Electrophysiological analysis of paraventricular thalamic neurons co-expressing kappa and mu opioid receptors

Abstract

The paraventricular thalamus (PVT) is a central node in the integration of stress- and reward-related information that may serve as a pivotal site for opioid receptors to exert their effects. Kappa opioid receptors (KOPrs) and mu opioid receptors (MOPrs) have dissociable and opposing roles in circuits of stress and reward. Interestingly, both are highly expressed in the PVT, however it is not known how aversive KOPr and rewarding MOPr signalling converges to dictate PVT activity and, by proxy, whole brain effects. We have investigated the function of KOPrs and MOPrs in single PVT neurons using whole-cell voltage-clamp recordings in brain slices from female and male mice (4–8 weeks). The majority of PVT neurons (69 %) co-expressed KOPr and MOPr. Activation of either receptor produced outward K⁺ currents, with no age and sex differences.
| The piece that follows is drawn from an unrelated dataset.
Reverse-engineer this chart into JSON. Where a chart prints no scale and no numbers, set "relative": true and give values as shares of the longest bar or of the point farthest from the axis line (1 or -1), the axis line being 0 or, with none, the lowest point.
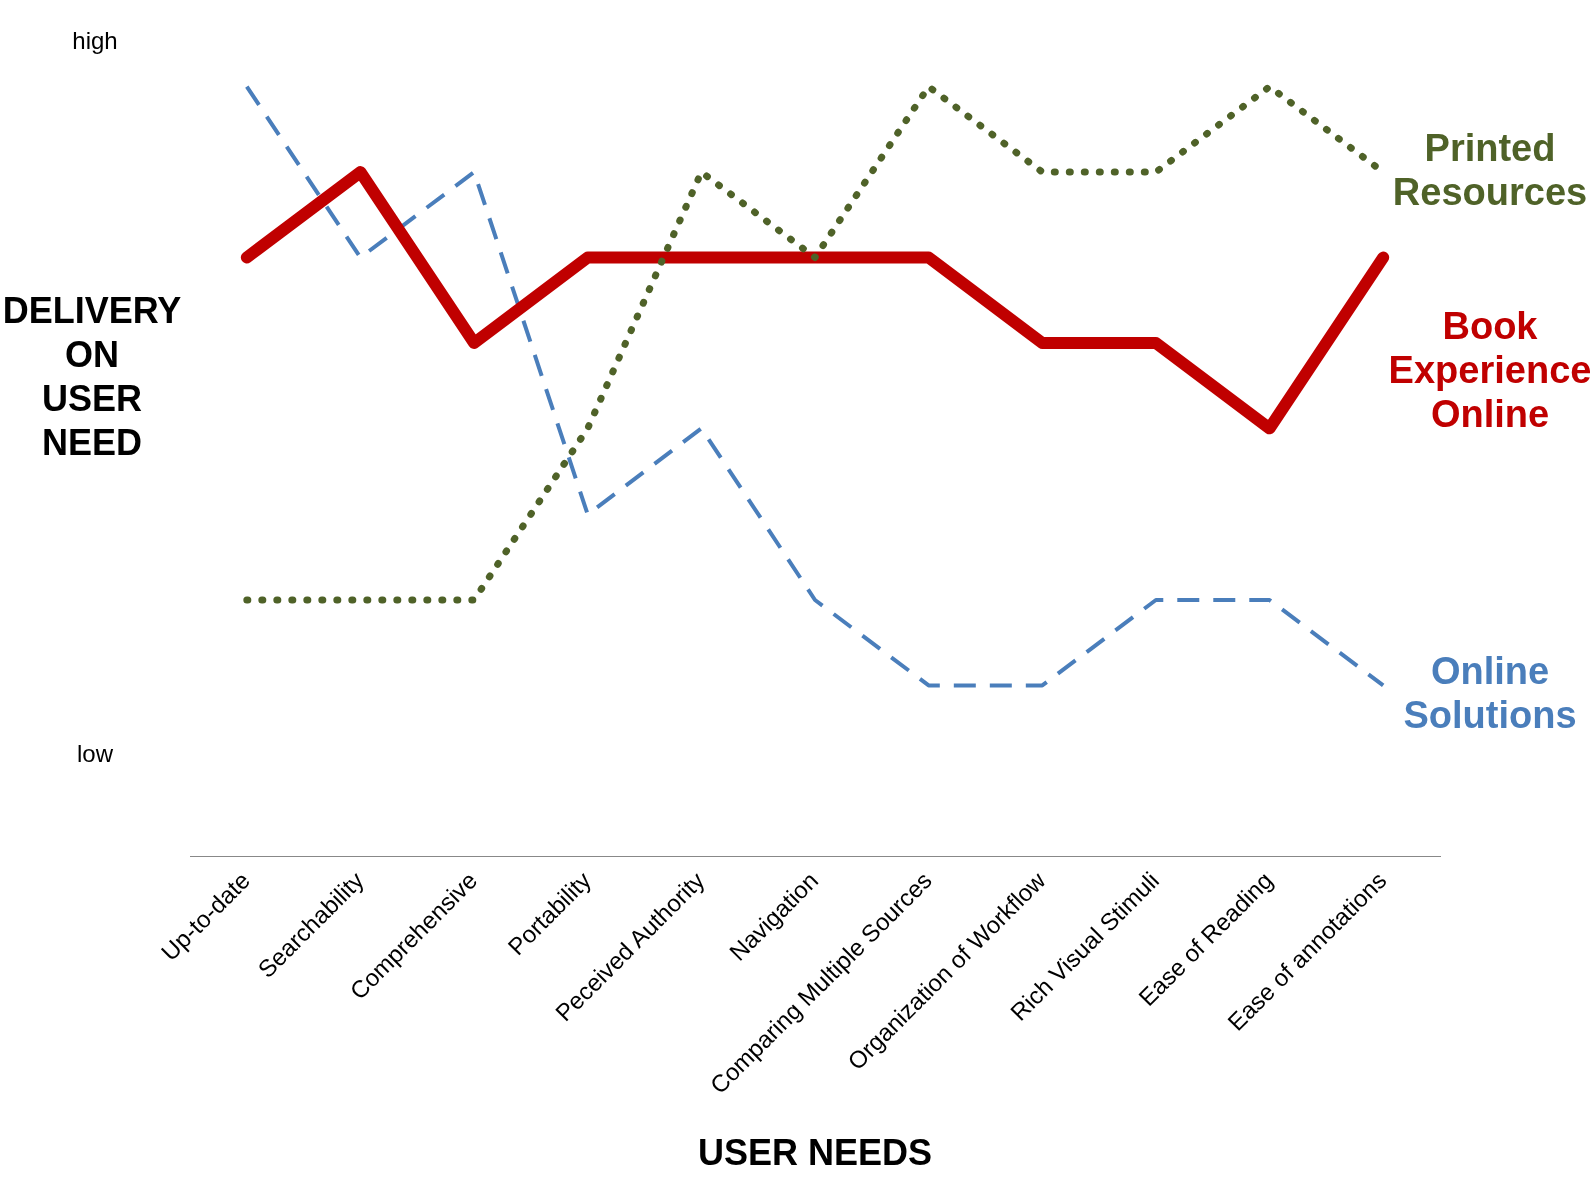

In neurons co-expressing both opioid receptors, the MOPr-induced K⁺ current reversed around the theoretical equilibrium potential, whilst the KOPr current did not reverse at any holding potential tested. Furthermore, investigation of apparent inward currents produced by MOPr inverse agonists suggested the presence of tonically active MOPrs, predominantly in the anterior PVT. Activation of both KOPrs and MOPrs decreased glutamatergic input to PVT neurons by around 40 %, whereas only KOPr activation decreased GABAergic input, by 46 %. Together these data suggest that the balance of activation of KOPrs and MOPrs in the PVT plays a critical role in integrating stress- and reward-related signals.